That “diversion board” discussed in the 12/15/2023 post turned out nice. The “motherboard” has two 16-pin SMD chips and a couple of SMD passive components, but it was fairly easy to build. I used socket pins for all the modules, and once you get the hang of mounting them straight on the board, assembly goes quick.
The end product is nice to have in a speaker builder’s toolbox. Add one of those Sure 6-channel amps and you will have a nice stereo 3-way DSP/amp for a PC system. By using one of the 4K HDMI Audio Extractors from Monoprice (product #24278), you can feed this amp from the PC’s HDMI audio using a TOSLINK cable. Windows controls the volume on the HDMI digital output, so you can control the volume using either Windows or an Android or IOS app–that flexibility is nice. With the two SPDIF inputs, you can route audio directly from the PC or else play remotely from a WiiM Mini streamer. Those optical inputs provide perfect electrical isolation, so you don’t have to worry about ground loop noise.
This board can also be used for television audio using the analog inputs. And, because I kept the dipole logic in the SigmaStudio code, it can be used for some interesting open-back speakers. It’s a more versatile design than I originally envisioned, and it is easy to build. The 3-way design doesn’t take advantage of the speed or extra memory of the ADAU1466/ADAU1452, but the newer DSP is still a nice step up from the older ADAU1701 designs. The ADAU1466 provides the SPDIF interface and an array of sample rate converters, so adding “master” digital devices with their own clocks is easy. Also, the ADAU1466 is a lot more responsive due to the faster SPI interface, and the external PCM5101A DACs are much higher quality than the internal ADAU1701 DACs. Those PCM5102A DAC modules are great for the money, but if you want an even better DAC, just change the board layout to use an upgraded module. The Kicad source files are here.
Another upgrade from the older ADAU1701 boards is the use of the ESP32S3. That CPU has twice the memory of the ESP32C3, which allows using the Arduino IOT libraries alongside the Bluetooth BLE control. That’s important because you can develop a single control panel for the DSP and use the Android or IOS app to control the essential features like volume, input, and stored configurations. The IOT cloud tools are somewhat limited in that the individual controls are too big to be used for complicated control functions like specifying custom filters, but they are great for controlling some high-level functions. The Arduino Cloud dashboard for controlling this board is shown below. You can control the DSP from this dashboard on the PC, or you can use the Arduino Remote IOT app on either Android or iOS–they all look and behave the same. It’s an easy way to provide control from an iPhone, although, as noted, the dashboard is limited due to the size and features of the controls. I expect that connectivity to home automation apps will be available soon if they aren’t already, which should add to the fun.
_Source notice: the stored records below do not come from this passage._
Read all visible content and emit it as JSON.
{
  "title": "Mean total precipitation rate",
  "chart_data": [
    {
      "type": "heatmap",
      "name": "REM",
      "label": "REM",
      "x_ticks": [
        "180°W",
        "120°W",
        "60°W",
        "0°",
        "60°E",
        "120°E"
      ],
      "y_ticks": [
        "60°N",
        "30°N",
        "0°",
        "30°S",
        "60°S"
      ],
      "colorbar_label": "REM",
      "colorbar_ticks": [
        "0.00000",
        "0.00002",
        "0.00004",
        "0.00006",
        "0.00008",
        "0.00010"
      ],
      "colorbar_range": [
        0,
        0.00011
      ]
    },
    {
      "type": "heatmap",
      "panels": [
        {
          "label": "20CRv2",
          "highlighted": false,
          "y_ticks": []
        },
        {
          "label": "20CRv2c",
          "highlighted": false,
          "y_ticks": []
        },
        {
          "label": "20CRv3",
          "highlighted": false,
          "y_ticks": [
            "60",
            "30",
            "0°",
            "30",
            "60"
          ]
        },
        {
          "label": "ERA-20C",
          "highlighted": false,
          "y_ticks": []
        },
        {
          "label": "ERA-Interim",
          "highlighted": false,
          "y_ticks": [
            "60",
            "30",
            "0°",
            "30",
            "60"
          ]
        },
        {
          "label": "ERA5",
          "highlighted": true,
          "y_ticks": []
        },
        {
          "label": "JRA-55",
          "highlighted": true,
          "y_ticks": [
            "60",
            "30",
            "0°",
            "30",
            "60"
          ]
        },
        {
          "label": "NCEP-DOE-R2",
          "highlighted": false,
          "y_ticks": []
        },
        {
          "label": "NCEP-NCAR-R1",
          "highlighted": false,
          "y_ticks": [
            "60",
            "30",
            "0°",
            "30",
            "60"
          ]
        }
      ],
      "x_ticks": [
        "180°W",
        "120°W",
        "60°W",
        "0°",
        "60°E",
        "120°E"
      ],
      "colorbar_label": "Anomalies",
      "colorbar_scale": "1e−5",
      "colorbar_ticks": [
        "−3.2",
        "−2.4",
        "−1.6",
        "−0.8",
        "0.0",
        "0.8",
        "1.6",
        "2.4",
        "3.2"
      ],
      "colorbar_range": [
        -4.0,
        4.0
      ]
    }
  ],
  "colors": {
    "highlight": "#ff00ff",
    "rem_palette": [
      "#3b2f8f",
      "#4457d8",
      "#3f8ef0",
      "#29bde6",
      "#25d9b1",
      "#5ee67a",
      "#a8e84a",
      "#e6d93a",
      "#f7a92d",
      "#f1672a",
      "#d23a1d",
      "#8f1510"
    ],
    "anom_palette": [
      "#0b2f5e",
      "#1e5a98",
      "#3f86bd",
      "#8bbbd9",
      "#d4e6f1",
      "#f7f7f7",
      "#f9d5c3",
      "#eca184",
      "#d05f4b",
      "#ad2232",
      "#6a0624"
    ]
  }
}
The Arduino CPU can save two different settings, so the Configuration menu allows A/B comparison of two different crossover/EQ settings. Also, you can send the codes documented on these pages using the Messenger control, which will allow control of any feature supported by the micro.
I still haven’t installed this board in the old Act 2 plate amp, since there was a lot of software changes to adapt the 5-way Arduino code for this board. Most of that work is complete, or complete enough that I’m ready to move on. But this diversion proved useful, as I was able to work some more on the Arduino Cloud code and better understand how Windows PC’s control the digital audio outputs via HDMI and SPDIF. Plus, I’ve got both a 5-way and a 3-way configuration of the control software. I don’t think it is practical to develop a “multi-way” code base for both the Arduino and Android environments–it is so much less confusing to have separate programs for 3-way and 5-way designs. The screen shots below show how the Android Crossover screens are different for the two options. The fancy graphing was too hard to implement for a 5-way design, so it got stripped out. The 4 crossovers for the 5-way design makes the HCI rather “busy” (this screen shot was taken before the titles got fixed).
The board design for this diversion only took a couple of hours, so it felt like this would be a quick side-trip. However, the changes to the Arduino and Android code took quite a few days, so it turned out to be a significant diversion, but worthwhile, nonetheless. I’ll probably write this up as a project or article once I get the board wired to amplifiers and speakers. Now, back to those Marthas and the next-generation line array.